CBS, Turner Gear Up for PGA Championship

The final major of the 2014 golf season, the PGA Championship, will take place this weekend at Valhalla Golf Club in Louisville, KY, and, once again, CBS Sports and Turner Sports will be working closely together on four days of coverage.

“I’ve always said golf is the hardest sport to cover on TV because you’re covering 18 stages, nobody has numbers on their back, and there is more than one ball in play at a time,” says Lance Barrow, producer, CBS Sports. “I started planning this a year in advance and have been here a couple of times to make sure the cameras are in the correct locations and figuring out how to get the crew [around the course] when there are 50,000 people you have to maneuver around. This is something all of CBS Sports has been focused on for over a year.”

The center of the production for this weekend will be NEP’s SS10, which will provide master control for the back nine holes, and SS22, providing master control for the front nine. New this year is Game Creek Video’s Riverhawk, on hand as a swing truck for the back nine.

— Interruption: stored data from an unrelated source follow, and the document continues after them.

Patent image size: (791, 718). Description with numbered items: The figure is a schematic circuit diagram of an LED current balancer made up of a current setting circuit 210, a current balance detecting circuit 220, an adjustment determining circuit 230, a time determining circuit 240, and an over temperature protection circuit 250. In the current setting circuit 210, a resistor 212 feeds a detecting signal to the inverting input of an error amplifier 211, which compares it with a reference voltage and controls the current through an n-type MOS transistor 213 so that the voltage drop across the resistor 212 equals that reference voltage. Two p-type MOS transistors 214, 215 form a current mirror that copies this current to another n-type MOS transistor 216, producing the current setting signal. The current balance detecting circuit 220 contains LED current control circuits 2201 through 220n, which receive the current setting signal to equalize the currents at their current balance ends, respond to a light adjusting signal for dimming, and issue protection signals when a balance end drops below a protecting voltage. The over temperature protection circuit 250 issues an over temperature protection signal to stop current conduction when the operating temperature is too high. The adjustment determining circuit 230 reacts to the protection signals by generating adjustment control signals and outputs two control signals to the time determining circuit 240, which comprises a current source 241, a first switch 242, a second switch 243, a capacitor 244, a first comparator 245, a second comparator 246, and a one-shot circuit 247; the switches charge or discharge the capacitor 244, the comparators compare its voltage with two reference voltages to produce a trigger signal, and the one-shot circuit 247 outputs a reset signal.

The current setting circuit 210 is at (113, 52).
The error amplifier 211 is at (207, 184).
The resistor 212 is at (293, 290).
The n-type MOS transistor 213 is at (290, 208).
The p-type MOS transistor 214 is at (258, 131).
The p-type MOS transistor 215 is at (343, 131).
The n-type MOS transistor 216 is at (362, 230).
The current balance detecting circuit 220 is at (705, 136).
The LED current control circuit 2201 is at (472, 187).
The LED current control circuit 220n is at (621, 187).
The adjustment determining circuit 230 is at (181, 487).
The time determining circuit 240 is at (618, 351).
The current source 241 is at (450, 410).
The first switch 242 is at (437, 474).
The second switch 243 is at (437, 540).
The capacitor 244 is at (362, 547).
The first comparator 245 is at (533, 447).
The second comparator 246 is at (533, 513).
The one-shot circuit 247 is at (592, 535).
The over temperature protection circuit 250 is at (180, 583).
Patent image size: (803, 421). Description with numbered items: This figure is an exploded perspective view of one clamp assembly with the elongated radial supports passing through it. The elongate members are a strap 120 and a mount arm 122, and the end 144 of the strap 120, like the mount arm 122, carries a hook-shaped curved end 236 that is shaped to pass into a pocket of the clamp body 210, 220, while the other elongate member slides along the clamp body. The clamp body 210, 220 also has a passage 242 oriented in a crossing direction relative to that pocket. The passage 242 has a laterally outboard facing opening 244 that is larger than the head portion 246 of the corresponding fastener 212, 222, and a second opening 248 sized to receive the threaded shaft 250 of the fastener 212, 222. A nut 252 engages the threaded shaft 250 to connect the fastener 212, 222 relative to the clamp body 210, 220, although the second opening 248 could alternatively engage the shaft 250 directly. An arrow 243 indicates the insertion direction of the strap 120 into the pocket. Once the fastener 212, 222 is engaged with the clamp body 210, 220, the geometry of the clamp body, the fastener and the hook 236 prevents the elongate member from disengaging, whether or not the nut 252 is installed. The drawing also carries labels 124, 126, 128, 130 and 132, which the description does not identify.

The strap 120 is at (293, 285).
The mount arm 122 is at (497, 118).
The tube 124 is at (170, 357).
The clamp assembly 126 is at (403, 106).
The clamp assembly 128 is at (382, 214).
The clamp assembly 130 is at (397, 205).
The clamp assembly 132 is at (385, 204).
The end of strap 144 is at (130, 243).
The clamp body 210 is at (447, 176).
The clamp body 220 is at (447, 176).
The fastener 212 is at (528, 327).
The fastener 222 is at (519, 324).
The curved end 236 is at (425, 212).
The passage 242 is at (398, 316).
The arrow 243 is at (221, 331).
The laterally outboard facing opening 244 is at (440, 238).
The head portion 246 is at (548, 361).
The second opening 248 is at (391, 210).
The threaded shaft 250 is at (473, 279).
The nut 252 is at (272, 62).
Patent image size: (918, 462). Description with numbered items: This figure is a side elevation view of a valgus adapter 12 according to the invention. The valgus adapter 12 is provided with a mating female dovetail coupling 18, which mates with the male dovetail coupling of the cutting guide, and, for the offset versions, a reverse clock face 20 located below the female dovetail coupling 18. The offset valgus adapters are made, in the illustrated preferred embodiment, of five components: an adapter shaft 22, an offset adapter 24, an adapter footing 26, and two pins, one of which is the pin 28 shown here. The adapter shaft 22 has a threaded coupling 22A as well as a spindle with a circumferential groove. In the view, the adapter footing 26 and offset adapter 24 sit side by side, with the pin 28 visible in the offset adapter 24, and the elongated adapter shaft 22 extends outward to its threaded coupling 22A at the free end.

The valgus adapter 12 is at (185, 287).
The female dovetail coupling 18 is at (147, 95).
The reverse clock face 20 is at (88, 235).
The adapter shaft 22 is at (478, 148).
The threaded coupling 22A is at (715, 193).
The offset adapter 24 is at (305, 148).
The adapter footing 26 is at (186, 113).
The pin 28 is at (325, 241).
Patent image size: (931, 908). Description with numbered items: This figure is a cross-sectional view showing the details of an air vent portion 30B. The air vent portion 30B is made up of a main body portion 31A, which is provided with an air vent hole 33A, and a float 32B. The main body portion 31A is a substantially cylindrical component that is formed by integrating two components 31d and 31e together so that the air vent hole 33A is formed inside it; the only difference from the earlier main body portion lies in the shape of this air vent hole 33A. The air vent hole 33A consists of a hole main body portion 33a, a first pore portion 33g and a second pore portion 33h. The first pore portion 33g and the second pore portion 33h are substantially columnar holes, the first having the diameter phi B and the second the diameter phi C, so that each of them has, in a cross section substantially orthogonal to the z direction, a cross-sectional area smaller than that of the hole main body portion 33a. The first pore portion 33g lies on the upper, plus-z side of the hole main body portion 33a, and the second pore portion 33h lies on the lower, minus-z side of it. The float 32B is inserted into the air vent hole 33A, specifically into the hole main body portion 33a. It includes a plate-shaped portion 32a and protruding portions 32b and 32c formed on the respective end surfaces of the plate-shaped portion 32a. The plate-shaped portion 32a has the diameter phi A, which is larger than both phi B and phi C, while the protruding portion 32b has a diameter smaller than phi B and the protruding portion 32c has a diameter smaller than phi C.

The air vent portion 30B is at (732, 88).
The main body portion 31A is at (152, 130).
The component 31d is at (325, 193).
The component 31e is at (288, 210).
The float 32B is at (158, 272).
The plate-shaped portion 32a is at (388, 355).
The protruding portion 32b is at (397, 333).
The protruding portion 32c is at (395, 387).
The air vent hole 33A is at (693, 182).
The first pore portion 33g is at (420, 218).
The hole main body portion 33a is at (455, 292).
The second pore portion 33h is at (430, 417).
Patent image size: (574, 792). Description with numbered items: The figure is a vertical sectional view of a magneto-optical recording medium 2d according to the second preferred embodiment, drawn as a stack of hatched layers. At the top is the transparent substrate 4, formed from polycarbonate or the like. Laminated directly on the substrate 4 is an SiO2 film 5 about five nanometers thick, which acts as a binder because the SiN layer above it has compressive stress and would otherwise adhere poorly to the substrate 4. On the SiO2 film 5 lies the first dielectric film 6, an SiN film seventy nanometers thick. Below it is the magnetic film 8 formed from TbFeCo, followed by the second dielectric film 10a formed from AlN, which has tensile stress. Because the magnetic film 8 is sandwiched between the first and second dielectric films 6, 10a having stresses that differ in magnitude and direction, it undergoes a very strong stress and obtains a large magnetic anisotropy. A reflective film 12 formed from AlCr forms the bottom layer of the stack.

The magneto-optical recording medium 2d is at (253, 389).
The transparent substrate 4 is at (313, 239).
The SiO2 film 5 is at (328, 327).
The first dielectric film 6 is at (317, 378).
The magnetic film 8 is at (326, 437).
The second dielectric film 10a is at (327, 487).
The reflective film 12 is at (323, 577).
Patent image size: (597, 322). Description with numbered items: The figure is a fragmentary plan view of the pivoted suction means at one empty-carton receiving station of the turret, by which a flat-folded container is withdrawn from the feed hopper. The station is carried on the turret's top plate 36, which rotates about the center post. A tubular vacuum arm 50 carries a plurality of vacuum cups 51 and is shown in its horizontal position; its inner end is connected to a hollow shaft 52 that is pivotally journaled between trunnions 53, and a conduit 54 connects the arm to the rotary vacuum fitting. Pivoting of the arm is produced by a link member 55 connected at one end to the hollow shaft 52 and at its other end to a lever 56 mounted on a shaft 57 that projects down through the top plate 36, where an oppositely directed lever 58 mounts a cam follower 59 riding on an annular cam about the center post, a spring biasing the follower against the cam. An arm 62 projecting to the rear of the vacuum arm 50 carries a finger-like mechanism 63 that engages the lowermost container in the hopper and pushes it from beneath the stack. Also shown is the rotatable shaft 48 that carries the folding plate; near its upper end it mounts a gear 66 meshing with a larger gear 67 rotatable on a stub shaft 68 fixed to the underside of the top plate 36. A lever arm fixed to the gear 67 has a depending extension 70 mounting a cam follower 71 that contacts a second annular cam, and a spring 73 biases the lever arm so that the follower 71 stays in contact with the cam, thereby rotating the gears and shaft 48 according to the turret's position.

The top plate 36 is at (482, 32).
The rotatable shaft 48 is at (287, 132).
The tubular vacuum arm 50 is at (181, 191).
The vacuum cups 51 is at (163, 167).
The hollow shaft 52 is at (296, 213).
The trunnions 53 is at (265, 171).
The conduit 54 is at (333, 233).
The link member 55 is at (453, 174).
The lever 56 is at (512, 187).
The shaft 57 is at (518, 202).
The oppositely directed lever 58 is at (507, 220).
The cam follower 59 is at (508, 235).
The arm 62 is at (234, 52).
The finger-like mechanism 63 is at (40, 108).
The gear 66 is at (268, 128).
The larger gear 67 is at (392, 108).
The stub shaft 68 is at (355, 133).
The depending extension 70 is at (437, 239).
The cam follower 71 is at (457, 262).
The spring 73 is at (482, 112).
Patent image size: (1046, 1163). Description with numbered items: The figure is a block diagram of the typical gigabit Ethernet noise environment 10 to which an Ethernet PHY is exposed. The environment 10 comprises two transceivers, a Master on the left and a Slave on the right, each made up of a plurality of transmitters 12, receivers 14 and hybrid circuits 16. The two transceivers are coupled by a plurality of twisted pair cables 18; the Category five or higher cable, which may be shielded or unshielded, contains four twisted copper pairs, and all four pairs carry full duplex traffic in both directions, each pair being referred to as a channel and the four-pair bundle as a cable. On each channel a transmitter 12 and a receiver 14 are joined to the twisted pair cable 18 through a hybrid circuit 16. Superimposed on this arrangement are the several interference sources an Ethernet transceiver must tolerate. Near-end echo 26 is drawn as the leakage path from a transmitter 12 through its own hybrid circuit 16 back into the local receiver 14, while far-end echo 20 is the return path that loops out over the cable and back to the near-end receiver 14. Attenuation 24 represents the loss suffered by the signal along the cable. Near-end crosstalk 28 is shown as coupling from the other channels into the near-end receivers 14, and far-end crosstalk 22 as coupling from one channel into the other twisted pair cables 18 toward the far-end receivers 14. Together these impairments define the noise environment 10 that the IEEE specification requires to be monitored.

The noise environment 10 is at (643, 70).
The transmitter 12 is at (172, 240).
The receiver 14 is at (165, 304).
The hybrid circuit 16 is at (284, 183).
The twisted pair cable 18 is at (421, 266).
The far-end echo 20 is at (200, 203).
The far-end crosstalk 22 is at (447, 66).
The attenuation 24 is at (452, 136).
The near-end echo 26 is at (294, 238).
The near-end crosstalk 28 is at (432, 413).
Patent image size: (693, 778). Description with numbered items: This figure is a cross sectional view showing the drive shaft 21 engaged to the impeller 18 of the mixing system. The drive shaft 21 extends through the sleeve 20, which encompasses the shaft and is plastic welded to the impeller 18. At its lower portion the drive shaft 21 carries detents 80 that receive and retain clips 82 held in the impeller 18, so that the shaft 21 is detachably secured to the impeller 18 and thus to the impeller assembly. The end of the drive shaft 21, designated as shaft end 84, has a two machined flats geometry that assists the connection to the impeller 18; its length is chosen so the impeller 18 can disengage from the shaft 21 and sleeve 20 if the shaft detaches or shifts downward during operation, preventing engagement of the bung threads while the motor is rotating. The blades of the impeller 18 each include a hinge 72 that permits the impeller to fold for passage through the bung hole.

“Things have changed a lot since the last time the Open was here, and just to get the compound footprint to work was problematic,” says Ken Aagaard, EVP, operations, engineering and production services, CBS Sports. “Everything has grown exponentially, so we had to split out the international facilities, [which means] there are some longer fiber runs. But the course itself is no bigger a problem than in past PGA tournaments. It’s pretty straightforward.”

The camera complement includes 23 Sony hard cameras, four POV units, eight wireless cameras from BSI, four cabled handheld units, four talent cameras, three roving jib cameras, one Pro Tracer camera, and two RF SwingVision units. The feeds will be passed back to 36 channels’ worth of EVS XT2 servers and seven Sony HDCAM decks for replay. Nine ChyronHego Duets will handle graphics.

The PGA Championship is just part of a very busy month for CBS Sports, which is ramping up for an NFL season that will include a game on Thursday nights and gearing up for the U.S. Open tennis tournament, which begins Aug. 25. And, as if that isn’t enough, the PGA Championship comes right on the heels of the Bridgestone Invitational, held this past weekend in Akron, OH.

“That’s a big show for us, too, and that spread us out a bit,” adds Aagaard.

In terms of workflow, SS22 will cover the first nine holes for CBS as well as the front and back nine for Turner’s coverage early Saturday and Sunday. Signals from nine hard cameras, two wired handhelds, eight shared RF handhelds, and the shared jib and crane will be ingested into four HD EVS units and two record-only HDCAM decks.

The coverage of the back nine will originate in SS10, with videotape operations in the B unit. There will be seven HD EVS units and two swing EVS units in Riverhawk, augmenting the back-hole coverage with six HD hard cameras, two HD POV units, a wired HD handheld and the jib. SS10, meanwhile, will handle eight hard cameras, two HD talent cameras, a Sony HDC2500 for the Pro Tracer, and a spare HD camera. In addition, the eight RF handheld cameras will be controlled from SS10.

With respect to audio, SS10 C unit will do the submixes for both the front and back nine. A Midas Venice console will be added to complement the Calrec console. Communications will be via an RTS Adam system.

DIRECTV also will be on hand, once again delivering coverage of the par 3 holes to viewers via a mosaic channel. The par 3 show, covering holes 3, 8, 6, 11, and 14, will be produced in the NEP Tempo unit. In addition, DIRECTV will produce an In Depth show onsite out of the NCPVIII production unit.

CBS Sports Network, likewise, will use the Tempo and NCPVIII units to broadcast from Valhalla. Morning show On the Range will be located on the driving range and produced out of NCPVII on Thursday and Friday; a postmatch Clubhouse Report will be produced every night in the Tempo truck.

CBS has two golf events remaining on the schedule, the Wyndham Championship Aug. 11-17 in Greensboro, NC, and The Barclays Aug. 21-24 in Paramus, NJ.

“The biggest news this year technically was the new wireless cameras that we started using in January,” says Aagaard. “We felt they would be a success, and BSI did a fabulous job. Looking back at our season, I am hard pressed to remember any breakups.”

Harold Bryant, executive producer/VP, production, CBS Sports, concurs: “A staple of our broadcasts is the portable handheld cameras that get all the great shots. A very large amount of effort was put into it.”

Aagaard also notes another big change: the ability to move media files around and directly from the PGA Entertainment facility in Florida. Work still to be done includes CBS’s creating its own digital archive.